Gurumuhkani et al. (CCC'24) introduced the local enumeration problem $Enum(k, t)$ as follows: for a natural number $k$ and a parameter $t$, given an $n$-variate $k$-CNF with no satisfying assignment with Hamming weight less than $t(n)$, enumerate all satisfying assignments of Hamming weight exactly $t(n)$. They showed that efficient algorithms for local enumeration yield new $k$-SAT algorithms and depth-3 lower bounds for Majority function. As the first non-trivial case, they gave an algorithm for $k = 3$ which in particular gave a new lower bound on the size of depth-3 circuits with bottom fan-in at most 3 computing Majority. In this paper, we give an optimal algorithm that solves local enumeration on monotone formulas for $k = 3$ and all $t \le n/2$. In particular, we obtain an optimal lower bound on the size of monotone depth-3 circuits with bottom fan-in at most 3 computing Majority.

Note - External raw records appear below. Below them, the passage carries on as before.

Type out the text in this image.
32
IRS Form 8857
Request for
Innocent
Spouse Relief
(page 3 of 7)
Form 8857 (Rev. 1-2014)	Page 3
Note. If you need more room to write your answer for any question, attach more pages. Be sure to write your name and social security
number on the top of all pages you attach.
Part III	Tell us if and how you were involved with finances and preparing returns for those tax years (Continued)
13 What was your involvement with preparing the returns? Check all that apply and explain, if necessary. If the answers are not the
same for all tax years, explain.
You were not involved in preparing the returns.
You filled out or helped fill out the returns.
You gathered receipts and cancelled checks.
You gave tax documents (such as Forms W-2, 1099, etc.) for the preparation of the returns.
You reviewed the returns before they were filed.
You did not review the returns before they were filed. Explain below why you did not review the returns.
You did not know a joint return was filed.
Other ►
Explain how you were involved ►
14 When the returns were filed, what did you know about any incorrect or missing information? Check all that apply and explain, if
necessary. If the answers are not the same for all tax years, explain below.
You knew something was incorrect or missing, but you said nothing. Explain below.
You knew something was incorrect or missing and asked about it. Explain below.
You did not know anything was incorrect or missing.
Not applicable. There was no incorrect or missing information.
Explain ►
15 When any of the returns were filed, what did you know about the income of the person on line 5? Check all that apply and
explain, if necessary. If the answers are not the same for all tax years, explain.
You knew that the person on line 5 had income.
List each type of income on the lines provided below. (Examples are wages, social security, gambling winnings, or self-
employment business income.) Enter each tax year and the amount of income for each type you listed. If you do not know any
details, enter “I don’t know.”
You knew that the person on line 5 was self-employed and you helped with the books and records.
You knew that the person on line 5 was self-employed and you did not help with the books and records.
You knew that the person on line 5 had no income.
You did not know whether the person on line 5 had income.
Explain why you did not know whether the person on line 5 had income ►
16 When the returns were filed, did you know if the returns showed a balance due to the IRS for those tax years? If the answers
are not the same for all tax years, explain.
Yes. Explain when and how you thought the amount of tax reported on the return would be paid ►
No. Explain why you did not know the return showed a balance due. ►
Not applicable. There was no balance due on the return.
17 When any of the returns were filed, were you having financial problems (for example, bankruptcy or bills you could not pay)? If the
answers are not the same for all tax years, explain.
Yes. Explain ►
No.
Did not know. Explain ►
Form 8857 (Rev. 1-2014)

翻译：Gurumuhkani等人（CCC'24）引入了局部枚举问题$Enum(k, t)$：对于自然数$k$和参数$t$，给定一个$n$元$k$-CNF，且该公式不存在汉明权小于$t(n)$的可满足赋值，要求枚举所有汉明权恰好为$t(n)$的可满足赋值。他们证明了局部枚举的高效算法可产生新的$k$-SAT算法及多数函数的深度三电路下界。作为首个非平凡情形，他们给出了$k = 3$的算法，该算法特别地为计算多数函数的底层扇入至多为3的深度三电路规模提供了新的下界。本文针对$k = 3$且所有$t \le n/2$的情形，给出了解决单调公式局部枚举问题的最优算法。特别地，我们得到了计算多数函数的底层扇入至多为3的单调深度三电路规模的最优下界。